Statistical analysis

All data are presented as mean values ± standard error of mean (SEM), which were compared within the various groups using one-way analysis of variance followed by Bonferroni post hoc tests and the non-parametric Mann-Whitney U test as appropriate. P<0.05 was considered to indicate a statistically significant difference.

Results

After successful modeling of pneumoperitoneum in the experimental animals (all rats survived until the end of the experiment), we measured blood oxidative stress markers upon different postconditioning settings.

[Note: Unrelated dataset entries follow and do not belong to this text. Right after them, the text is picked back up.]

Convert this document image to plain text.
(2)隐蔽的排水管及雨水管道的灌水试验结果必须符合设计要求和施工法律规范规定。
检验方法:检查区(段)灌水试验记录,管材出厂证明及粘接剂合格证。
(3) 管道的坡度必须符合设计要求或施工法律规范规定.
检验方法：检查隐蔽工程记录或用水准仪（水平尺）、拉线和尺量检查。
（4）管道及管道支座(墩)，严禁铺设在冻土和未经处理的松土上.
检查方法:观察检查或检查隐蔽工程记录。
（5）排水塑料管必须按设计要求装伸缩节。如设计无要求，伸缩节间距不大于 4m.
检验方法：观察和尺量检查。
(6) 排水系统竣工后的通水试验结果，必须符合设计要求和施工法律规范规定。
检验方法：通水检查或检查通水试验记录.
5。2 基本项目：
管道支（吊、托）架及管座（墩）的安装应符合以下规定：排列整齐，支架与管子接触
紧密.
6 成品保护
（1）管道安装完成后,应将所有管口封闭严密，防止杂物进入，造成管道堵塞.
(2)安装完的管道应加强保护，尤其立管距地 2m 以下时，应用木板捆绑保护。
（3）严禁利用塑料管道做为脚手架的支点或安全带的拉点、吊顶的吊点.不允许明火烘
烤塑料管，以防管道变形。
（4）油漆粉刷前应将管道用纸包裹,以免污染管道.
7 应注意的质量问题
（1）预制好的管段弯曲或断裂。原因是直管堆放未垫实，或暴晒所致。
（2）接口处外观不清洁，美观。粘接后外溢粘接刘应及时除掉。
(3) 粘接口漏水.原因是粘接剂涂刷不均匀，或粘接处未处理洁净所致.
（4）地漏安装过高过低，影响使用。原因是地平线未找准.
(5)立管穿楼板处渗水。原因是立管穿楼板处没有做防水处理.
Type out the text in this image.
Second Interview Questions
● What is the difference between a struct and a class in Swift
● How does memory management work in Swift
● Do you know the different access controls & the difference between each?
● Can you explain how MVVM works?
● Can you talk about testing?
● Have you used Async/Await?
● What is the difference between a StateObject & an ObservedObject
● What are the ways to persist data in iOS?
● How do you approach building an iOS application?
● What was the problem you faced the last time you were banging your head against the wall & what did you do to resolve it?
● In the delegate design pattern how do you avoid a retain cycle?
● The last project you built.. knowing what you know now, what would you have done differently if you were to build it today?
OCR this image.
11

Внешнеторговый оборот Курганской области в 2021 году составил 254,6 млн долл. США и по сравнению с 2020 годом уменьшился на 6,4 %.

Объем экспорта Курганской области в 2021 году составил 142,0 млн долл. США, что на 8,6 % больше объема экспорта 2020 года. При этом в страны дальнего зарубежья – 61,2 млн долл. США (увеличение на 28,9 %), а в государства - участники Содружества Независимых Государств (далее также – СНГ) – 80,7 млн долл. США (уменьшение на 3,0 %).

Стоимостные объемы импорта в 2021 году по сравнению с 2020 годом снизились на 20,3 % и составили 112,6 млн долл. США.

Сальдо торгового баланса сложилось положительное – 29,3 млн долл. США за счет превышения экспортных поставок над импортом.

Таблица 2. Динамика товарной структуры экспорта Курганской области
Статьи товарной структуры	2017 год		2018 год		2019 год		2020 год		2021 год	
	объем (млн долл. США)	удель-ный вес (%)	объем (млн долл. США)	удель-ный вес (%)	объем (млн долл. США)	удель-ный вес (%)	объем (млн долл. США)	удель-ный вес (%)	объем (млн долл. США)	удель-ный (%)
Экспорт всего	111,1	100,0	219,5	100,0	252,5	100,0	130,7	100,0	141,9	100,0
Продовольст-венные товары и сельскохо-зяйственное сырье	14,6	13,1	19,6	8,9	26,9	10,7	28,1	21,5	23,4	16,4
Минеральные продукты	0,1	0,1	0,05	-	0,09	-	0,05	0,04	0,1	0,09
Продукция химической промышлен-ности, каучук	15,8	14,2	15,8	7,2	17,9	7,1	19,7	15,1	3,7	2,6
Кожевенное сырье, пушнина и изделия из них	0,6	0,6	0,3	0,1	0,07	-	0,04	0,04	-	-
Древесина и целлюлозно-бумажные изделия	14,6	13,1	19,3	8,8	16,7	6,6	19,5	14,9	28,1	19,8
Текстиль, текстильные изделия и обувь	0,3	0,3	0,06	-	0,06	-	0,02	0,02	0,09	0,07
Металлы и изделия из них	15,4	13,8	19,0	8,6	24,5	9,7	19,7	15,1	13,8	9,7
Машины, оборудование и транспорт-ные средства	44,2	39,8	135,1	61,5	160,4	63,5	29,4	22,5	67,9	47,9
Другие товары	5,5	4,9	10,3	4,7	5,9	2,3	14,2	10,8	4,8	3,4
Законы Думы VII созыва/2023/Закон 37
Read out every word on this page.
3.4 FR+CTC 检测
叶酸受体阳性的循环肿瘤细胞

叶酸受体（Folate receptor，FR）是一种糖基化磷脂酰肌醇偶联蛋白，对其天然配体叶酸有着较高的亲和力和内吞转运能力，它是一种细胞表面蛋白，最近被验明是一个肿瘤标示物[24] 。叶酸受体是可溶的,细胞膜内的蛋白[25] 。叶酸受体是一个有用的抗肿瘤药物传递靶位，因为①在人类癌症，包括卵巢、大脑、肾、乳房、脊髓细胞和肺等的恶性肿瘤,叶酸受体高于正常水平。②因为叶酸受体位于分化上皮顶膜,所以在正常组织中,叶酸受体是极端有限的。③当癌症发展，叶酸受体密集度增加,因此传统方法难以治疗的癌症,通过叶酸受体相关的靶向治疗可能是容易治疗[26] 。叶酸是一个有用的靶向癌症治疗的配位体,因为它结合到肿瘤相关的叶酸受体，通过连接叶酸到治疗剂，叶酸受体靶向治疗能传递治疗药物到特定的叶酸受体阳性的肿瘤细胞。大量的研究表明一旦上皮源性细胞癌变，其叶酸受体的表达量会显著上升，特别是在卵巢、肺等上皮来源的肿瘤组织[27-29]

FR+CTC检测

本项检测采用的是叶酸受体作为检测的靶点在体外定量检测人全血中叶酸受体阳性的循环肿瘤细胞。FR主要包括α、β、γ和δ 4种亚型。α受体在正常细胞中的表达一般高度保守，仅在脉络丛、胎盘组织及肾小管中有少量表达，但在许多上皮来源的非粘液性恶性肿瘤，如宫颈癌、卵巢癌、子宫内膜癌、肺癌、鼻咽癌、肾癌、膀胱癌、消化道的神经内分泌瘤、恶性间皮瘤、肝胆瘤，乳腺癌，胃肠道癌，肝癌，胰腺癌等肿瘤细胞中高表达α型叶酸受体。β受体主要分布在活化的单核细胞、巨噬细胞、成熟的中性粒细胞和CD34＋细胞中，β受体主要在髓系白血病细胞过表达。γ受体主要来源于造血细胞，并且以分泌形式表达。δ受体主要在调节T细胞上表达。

Analysis of MDA levels after 30 min showed significant upregulation in all experimental groups compared to sham group (Fig. S1A). At 2 and 6 h, the levels of MDA in the post-5 group were significantly decreased (72.11±2.85 nmol/ml after 2 h and 74.43±1.24 nmol/ml after 6 h) compared with the TV/PP group at both 2 and 6 h, and post-2.5 group at 6 h (Fig. 1A and B; P<0.05). In the TV/PP group, the level of MDA was significantly increased compared to the Sham and Post-5 groups (Fig. 1A and B; P<0.05), and maximum level of 89.58±7.87 nmol/ml was shown after 6 h (Fig. 1C; P<0.05).

Figure 1 Blood levels of MDA in the Sham, TV/PP, Post-5 and Post-2.5 groups after (A) 2 and (B) 6 h of pneumoperitoneum. (C) Dynamics of the blood MDA levels in the TV/PP and Post-5 animal groups. *P<0.05. MDA, malondialdehyde; TV/PP, transvaginal pneumoperitoneum.

Next, we sought to analyze levels of GSH in the studied animals. Our experiment demonstrated that GSH blood levels were decreased in the TV/PP group (847.25±86.17 nmol/ml) compared to the Sham (1,075.86±48.92 nmol/ml), Post-5 (1,051.13±92.14 nmol/ml) and Post-2.5 (1,008.32±94.67 nmol/ml) groups after 30 min (Fig. 2A; P<0.05 for TV/PP vs. Sham or Post-5). After 2 and 6 h there were no marked differences in GSH level between the groups (Fig. S1B and C). Additionally, analysis of the levels of SH demonstrated that levels of blood SH were markedly increased in Post-5 groups (47.30±4.81 nmol/ml after 30 min and 54.22±5.33 nmol/ml after 2 h) in comparison to the Sham, TV/PP and Post-2.5 groups (Fig. 2B-D). Animals in the Post-2.5 group demonstrated significant reduction of blood SH levels after 30 min (36.75±6.5), 2 h (38.21±2.7) and 6 h (44.52±4.1) compared to the TV/PP and Post-5 groups (Fig. 2B-D; P<0.05).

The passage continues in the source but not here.